Peristiwa dengan Al-Mughira bin Shu'ba menunjukkan pentingnya shalat pada waktu yang tepat. Ketika seorang penguasa menunda shalat melebihi waktu yang ditetapkan, menjadi kewajiban bagi para ulama untuk menasihatinya, seperti yang dilakukan Abi Mas'ud kepada Al-Mughira dan Urwa kepada Umar bin Abdul Aziz.

Pertanyaan Umar bin Abdul Aziz kepada Urwa mencerminkan ketelitian ilmiah yang diperlukan dalam memverifikasi masalah agama, terutama yang berkaitan dengan ibadah. Kehati-hatiannya menekankan kebutuhan akan kepastian saat menyampaikan masalah agama.

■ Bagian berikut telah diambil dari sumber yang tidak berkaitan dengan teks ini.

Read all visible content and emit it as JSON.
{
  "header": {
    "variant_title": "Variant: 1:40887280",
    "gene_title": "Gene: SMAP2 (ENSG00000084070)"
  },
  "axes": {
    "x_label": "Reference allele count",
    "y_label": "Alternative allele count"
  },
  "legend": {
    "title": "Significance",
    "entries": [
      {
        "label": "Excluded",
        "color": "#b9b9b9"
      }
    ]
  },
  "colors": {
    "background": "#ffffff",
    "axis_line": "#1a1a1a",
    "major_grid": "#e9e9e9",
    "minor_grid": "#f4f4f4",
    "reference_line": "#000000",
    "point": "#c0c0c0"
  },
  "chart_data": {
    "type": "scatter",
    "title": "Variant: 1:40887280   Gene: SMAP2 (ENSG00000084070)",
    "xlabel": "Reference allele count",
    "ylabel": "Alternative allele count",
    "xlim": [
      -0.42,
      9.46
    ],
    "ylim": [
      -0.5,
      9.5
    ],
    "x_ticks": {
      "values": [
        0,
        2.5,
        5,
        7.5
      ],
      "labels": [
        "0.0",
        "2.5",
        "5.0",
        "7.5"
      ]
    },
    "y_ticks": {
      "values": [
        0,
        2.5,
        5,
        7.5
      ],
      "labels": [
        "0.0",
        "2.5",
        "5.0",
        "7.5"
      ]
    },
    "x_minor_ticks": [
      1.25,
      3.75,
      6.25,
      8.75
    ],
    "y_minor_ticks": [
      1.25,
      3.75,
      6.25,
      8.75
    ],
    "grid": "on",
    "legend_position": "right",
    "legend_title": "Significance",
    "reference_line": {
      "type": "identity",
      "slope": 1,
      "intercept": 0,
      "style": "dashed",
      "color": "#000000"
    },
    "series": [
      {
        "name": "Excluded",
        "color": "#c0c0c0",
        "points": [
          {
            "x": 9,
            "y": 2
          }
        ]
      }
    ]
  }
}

Pernyataan terakhir dari Aisyah mengenai shalat Asar yang ditawarkan saat sinar matahari masih di kediamannya menunjukkan preferensi untuk shalat Asar pada waktunya yang awal, selama periode ketika bayangan suatu benda sama dengan panjangnya, yang merupakan waktu utama untuk shalat Asar menurut mayoritas ulama.

Keputusan Hukum yang Diambil

Setiap shalat memiliki periode waktu tertentu di mana ia harus dilakukan, dengan titik awal dan akhir yang ditetapkan melalui tradisi kenabian.

Disarankan untuk menawarkan shalat pada waktu terawal yang diizinkan, meskipun melakukannya kapan saja dalam periode yang ditetapkan adalah sah.

Para ulama dan Muslim yang berpengetahuan memiliki tanggung jawab untuk mengoreksi penguasa dan otoritas ketika mereka keliru dalam masalah agama, terutama mengenai tindakan ibadah yang telah ditetapkan.